[co-author: Emily Hart*]
As of now, the Equal Credit Opportunity Act (ECOA) prohibits dealers from unintentional, or “disparate impact,” discrimination in setting dealer reserves in auto financing. This disparate impact can result from policies or practices which have disproportionately adverse effects on members of a protected class (race, national origin, religion, sex, etc.).
Last month, in Texas Department of Housing and Community Affairs v. Inclusive Communities Project, Inc., the Supreme Court upheld disparate impact as a valid theory of discrimination under the Fair Housing Act (Act). While there was no question that the Act prohibits intentional discrimination, some believed the Court accepted the case to invalidate disparate impact.
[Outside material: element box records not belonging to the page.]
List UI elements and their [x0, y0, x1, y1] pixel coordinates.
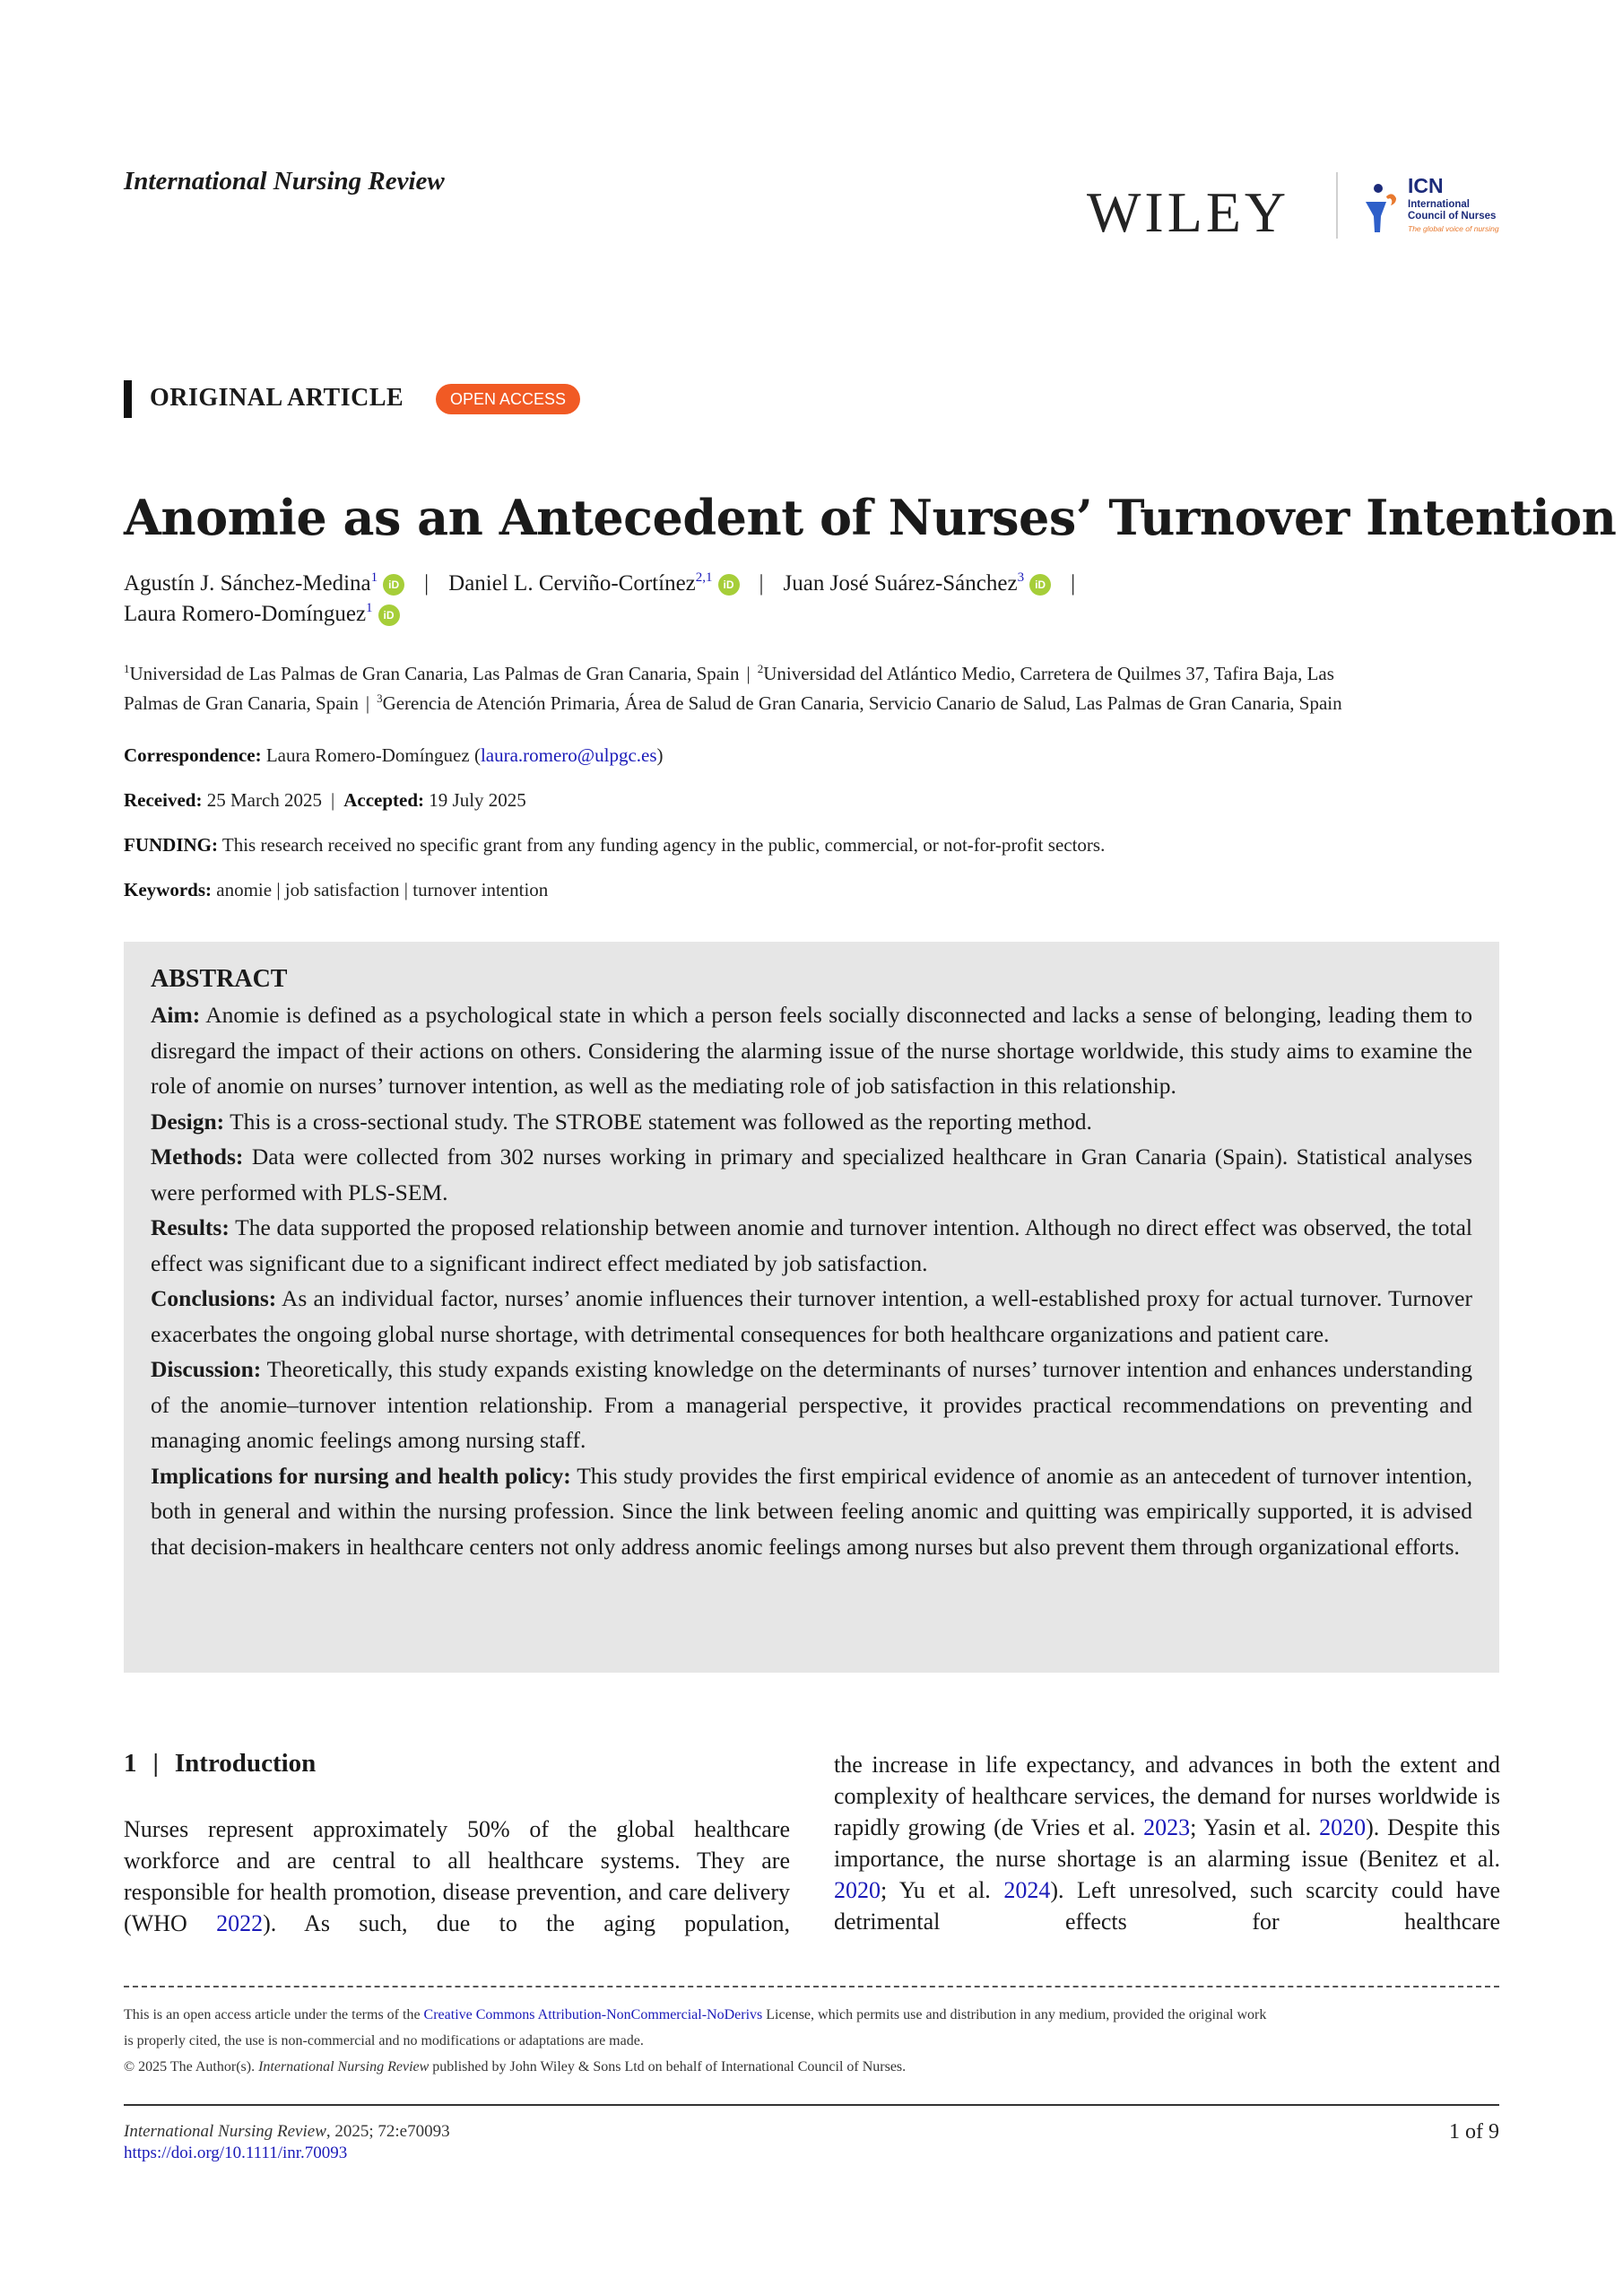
affiliation-number: 1	[124, 662, 130, 675]
footer-citation	[124, 2122, 450, 2142]
orcid-icon[interactable]: iD	[718, 574, 740, 596]
abstract-methods	[151, 1139, 1472, 1210]
author-separator: |	[759, 571, 764, 596]
abstract-box	[124, 942, 1499, 1673]
funding-text: This research received no specific grant from any funding agency in the public, commercial, or not-for-profit sectors.	[221, 834, 1106, 856]
abstract-design	[151, 1104, 1472, 1140]
abstract-content	[151, 961, 1472, 1564]
author-affiliation-ref[interactable]: 1	[370, 570, 378, 585]
page-number: 1 of 9	[1449, 2120, 1499, 2144]
affiliations-line	[124, 691, 1342, 715]
funding-label: FUNDING:	[124, 834, 218, 856]
keyword: anomie	[216, 879, 273, 900]
open-access-badge: OPEN ACCESS	[436, 384, 580, 414]
citation-link[interactable]: 2023	[1143, 1814, 1191, 1840]
affiliation-2-cont: Palmas de Gran Canaria, Spain	[124, 692, 359, 714]
author-3[interactable]	[784, 570, 1052, 596]
license-text: This is an open access article under the terms of the	[124, 2007, 424, 2022]
abstract-heading: ABSTRACT	[151, 965, 288, 993]
abstract-section-label: Aim:	[151, 1002, 201, 1028]
body-text: ). Left unresolved, such scarcity could have detrimental effects for healthcare	[834, 1877, 1501, 1935]
section-heading-introduction	[124, 1749, 316, 1779]
author-affiliation-ref[interactable]: 1	[366, 601, 373, 615]
body-text: the increase in life expectancy, and advances in both the extent and complexity of healthcare services, the demand for nurses worldwide is rapidly growing (de Vries et al.	[834, 1752, 1500, 1840]
author-affiliation-ref[interactable]: 2,1	[695, 570, 713, 585]
intro-right-column	[834, 1749, 1500, 1937]
correspondence-email-link[interactable]: laura.romero@ulpgc.es	[480, 744, 657, 766]
affiliation-number: 3	[377, 691, 383, 705]
authors-line	[124, 570, 1095, 596]
copyright-journal: International Nursing Review	[258, 2059, 430, 2074]
abstract-section-label: Conclusions:	[151, 1285, 277, 1311]
article-title: Anomie as an Antecedent of Nurses’ Turnover Intention	[124, 489, 1617, 546]
abstract-discussion	[151, 1352, 1472, 1458]
abstract-section-text: Theoretically, this study expands existing knowledge on the determinants of nurses’ turnover intention and enhances understanding of the anomie–turnover intention relationship. From a managerial perspective, it provides practical recommendations on preventing and managing anomic feelings among nursing staff.	[151, 1356, 1472, 1453]
copyright-text: published by John Wiley & Sons Ltd on behalf of International Council of Nurses.	[429, 2059, 907, 2074]
keywords-label: Keywords:	[124, 879, 212, 900]
keyword: job satisfaction	[284, 879, 400, 900]
funding	[124, 834, 1105, 857]
icn-name-line2: Council of Nurses	[1408, 211, 1497, 222]
dashed-divider	[124, 1986, 1499, 1987]
body-text: ; Yu et al.	[881, 1877, 1004, 1903]
footer-volume: , 2025; 72:e70093	[325, 2122, 450, 2141]
citation-link[interactable]: 2022	[216, 1910, 264, 1936]
abstract-section-label: Results:	[151, 1214, 230, 1240]
section-number: 1	[124, 1749, 137, 1778]
copyright-line	[124, 2059, 906, 2075]
copyright-text: © 2025 The Author(s).	[124, 2059, 259, 2074]
affiliation-separator: |	[746, 663, 751, 684]
author-1[interactable]	[124, 570, 404, 596]
author-affiliation-ref[interactable]: 3	[1017, 570, 1025, 585]
abstract-implications	[151, 1458, 1472, 1565]
correspondence: Correspondence: Laura Romero-Domínguez (laura.romero@ulpgc.es)	[124, 744, 664, 766]
body-text: Nurses represent approximately 50% of the global healthcare workforce and are central to all healthcare systems. They are responsible for health promotion, disease prevention, and care delivery (WHO	[124, 1816, 790, 1936]
abstract-conclusions	[151, 1281, 1472, 1352]
license-text: License, which permits use and distribution in any medium, provided the original work	[762, 2007, 1267, 2022]
abstract-section-text: The data supported the proposed relationship between anomie and turnover intention. Although no direct effect was observed, the total effect was significant due to a significant indirect effect mediated by job satisfaction.	[151, 1214, 1472, 1276]
doi-link[interactable]: https://doi.org/10.1111/inr.70093	[124, 2144, 348, 2162]
abstract-section-label: Methods:	[151, 1144, 244, 1170]
citation-link[interactable]: 2020	[834, 1877, 881, 1903]
journal-name: International Nursing Review	[124, 167, 445, 196]
abstract-section-label: Implications for nursing and health policy:	[151, 1462, 571, 1489]
section-title: Introduction	[174, 1749, 317, 1778]
article-type-bar	[124, 380, 132, 418]
abstract-section-label: Discussion:	[151, 1356, 262, 1382]
author-name: Juan José Suárez-Sánchez	[783, 571, 1018, 596]
author-name: Agustín J. Sánchez-Medina	[124, 571, 371, 596]
abstract-section-text: Anomie is defined as a psychological state in which a person feels socially disconnected and lacks a sense of belonging, leading them to disregard the impact of their actions on others. Considering the alarming issue of the nurse shortage worldwide, this study aims to examine the role of anomie on nurses’ turnover intention, as well as the mediating role of job satisfaction in this relationship.	[151, 1002, 1472, 1099]
affiliation-2: Universidad del Atlántico Medio, Carretera de Quilmes 37, Tafira Baja, Las	[763, 663, 1334, 684]
article-type-label: ORIGINAL ARTICLE	[150, 384, 404, 412]
affiliation-1: Universidad de Las Palmas de Gran Canaria, Las Palmas de Gran Canaria, Spain	[129, 663, 740, 684]
body-text: ). As such, due to the aging population,	[263, 1910, 790, 1936]
accepted-label: Accepted:	[343, 789, 425, 811]
icn-figure-icon	[1363, 182, 1399, 236]
abstract-results	[151, 1210, 1472, 1281]
affiliation-number: 2	[757, 662, 764, 675]
orcid-icon[interactable]: iD	[1029, 574, 1051, 596]
license-link[interactable]: Creative Commons Attribution-NonCommercial-NoDerivs	[423, 2007, 763, 2022]
correspondence-label: Correspondence:	[124, 744, 262, 766]
abstract-section-text: Data were collected from 302 nurses working in primary and specialized healthcare in Gran Canaria (Spain). Statistical analyses were performed with PLS-SEM.	[151, 1144, 1472, 1205]
author-separator: |	[424, 571, 430, 596]
wiley-logo: WILEY	[1087, 180, 1290, 244]
received-label: Received:	[124, 789, 203, 811]
citation-link[interactable]: 2020	[1319, 1814, 1367, 1840]
affiliation-separator: |	[365, 692, 370, 714]
footer-divider	[124, 2104, 1499, 2106]
author-separator: |	[1071, 571, 1076, 596]
intro-left-column	[124, 1813, 790, 1939]
abstract-section-label: Design:	[151, 1108, 225, 1135]
abstract-section-text: This is a cross-sectional study. The STROBE statement was followed as the reporting method.	[230, 1108, 1092, 1135]
section-separator: |	[152, 1749, 159, 1778]
orcid-icon[interactable]: iD	[383, 574, 404, 596]
article-dates	[124, 789, 526, 812]
received-date: 25 March 2025	[206, 789, 323, 811]
authors-line	[124, 601, 400, 627]
abstract-aim	[151, 997, 1472, 1104]
icn-acronym: ICN	[1408, 174, 1444, 197]
date-separator: |	[331, 789, 335, 811]
keywords: Keywords: anomie | job satisfaction | turnover intention	[124, 879, 549, 900]
citation-link[interactable]: 2024	[1003, 1877, 1051, 1903]
icn-name-line1: International	[1408, 199, 1471, 210]
abstract-section-text: This study provides the first empirical evidence of anomie as an antecedent of turnover intention, both in general and within the nursing profession. Since the link between feeling anomic and quitting was empirically supported, it is advised that decision-makers in healthcare centers not only address anomic feelings among nurses but also prevent them through organizational efforts.	[151, 1462, 1473, 1560]
affiliation-3: Gerencia de Atención Primaria, Área de Salud de Gran Canaria, Servicio Canario de Salud, Las Palmas de Gran Canaria, Spain	[382, 692, 1342, 714]
icn-logo	[1363, 175, 1515, 242]
author-4[interactable]	[124, 601, 400, 627]
abstract-section-text: As an individual factor, nurses’ anomie influences their turnover intention, a well-established proxy for actual turnover. Turnover exacerbates the ongoing global nurse shortage, with detrimental consequences for both healthcare organizations and patient care.	[151, 1285, 1472, 1347]
orcid-icon[interactable]: iD	[378, 604, 400, 626]
author-name: Daniel L. Cerviño-Cortínez	[448, 571, 696, 596]
body-text: ). Despite this importance, the nurse shortage is an alarming issue (Benitez et al.	[834, 1814, 1500, 1872]
affiliations-line	[124, 662, 1334, 685]
author-2[interactable]	[448, 570, 739, 596]
license-line: is properly cited, the use is non-commercial and no modifications or adaptations are made.	[124, 2033, 644, 2048]
logo-divider	[1336, 172, 1338, 239]
correspondence-name: Laura Romero-Domínguez	[265, 744, 470, 766]
footer-journal: International Nursing Review	[124, 2122, 326, 2141]
author-name: Laura Romero-Domínguez	[124, 602, 367, 626]
keyword: turnover intention	[412, 879, 549, 900]
body-text: ; Yasin et al.	[1190, 1814, 1320, 1840]
icn-tagline: The global voice of nursing	[1408, 224, 1499, 233]
accepted-date: 19 July 2025	[429, 789, 526, 811]
license-line	[124, 2007, 1266, 2023]
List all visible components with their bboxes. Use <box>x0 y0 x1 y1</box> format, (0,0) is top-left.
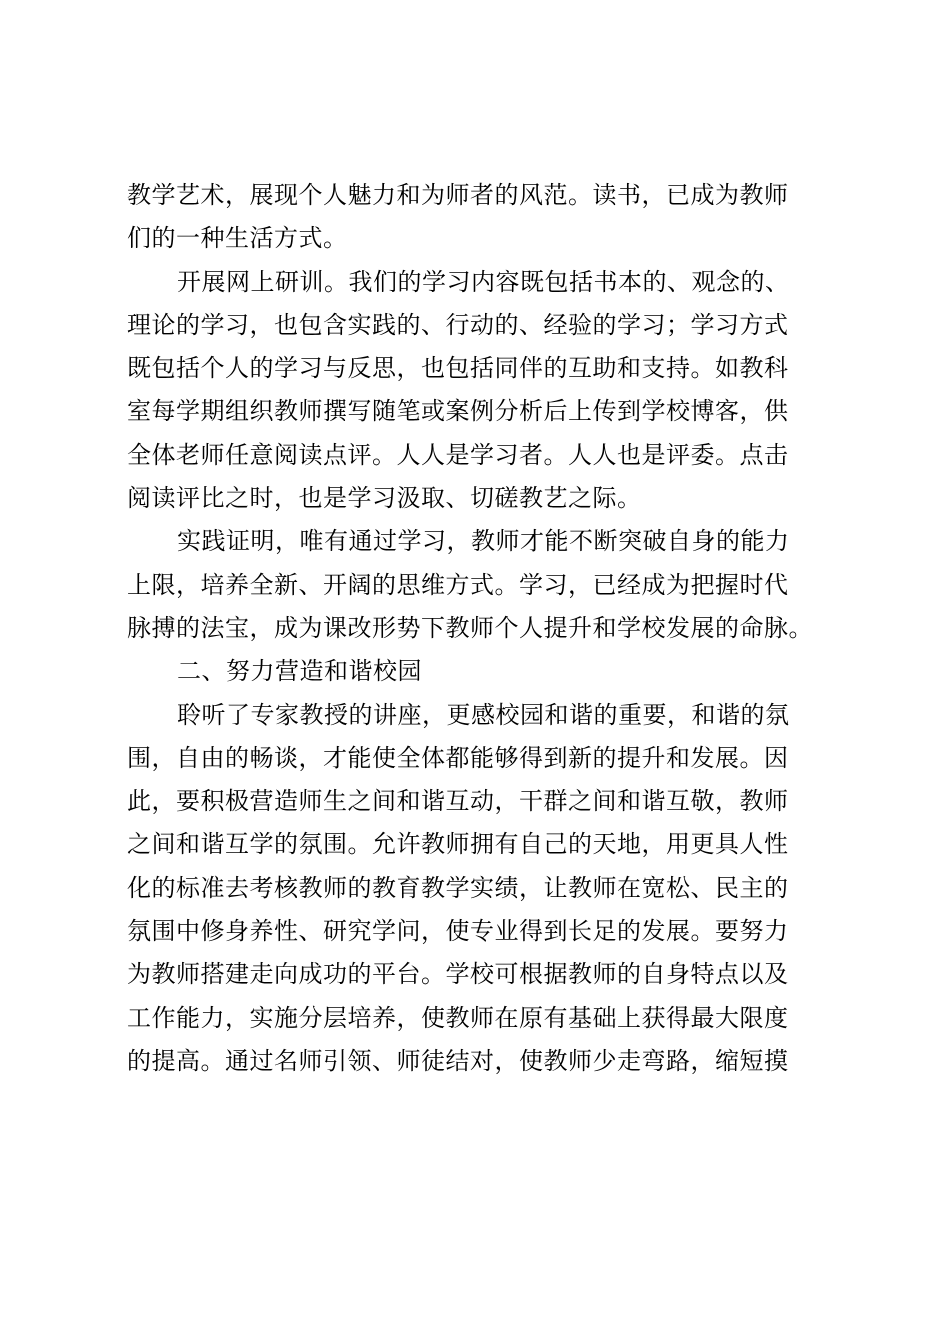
document-body <box>127 174 832 1083</box>
text-line: 的提高。通过名师引领、师徒结对，使教师少走弯路，缩短摸 <box>127 1046 789 1075</box>
text-line: 们的一种生活方式。 <box>127 224 348 253</box>
paragraph-start-line: 开展网上研训。我们的学习内容既包括书本的、观念的、 <box>177 267 790 296</box>
text-line: 工作能力，实施分层培养，使教师在原有基础上获得最大限度 <box>127 1003 789 1032</box>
However, the Court upheld disparate impact, noting that the language of the FHA focuses on the consequences of a policy or practice, not just the motivation, or intent, behind them.
This decision only applies to disparate impact under the FHA, so it is not clear whether the Court would uphold a challenge to disparate impact under ECOA. However, the Court’s validation of disparate impact in the context of the FHA will aid the Consumer Financial Protection Bureau under ECOA, to make good on its promise to eradicate unintentional, statistical discrimination from dealer-assisted financing.
The NADA has published and recommended guidelines to establish a Standard Dealer Participation Rate and implement a Fair Credit Compliance Program as ways to reduce exposure to disparate impact liability.
The take-away is simple: nothing has changed, disparate impact is alive and well.
* Emily Hart is part of the McNees 2015 Summer Associate Program and is currently enrolled at Drexel University School of Law.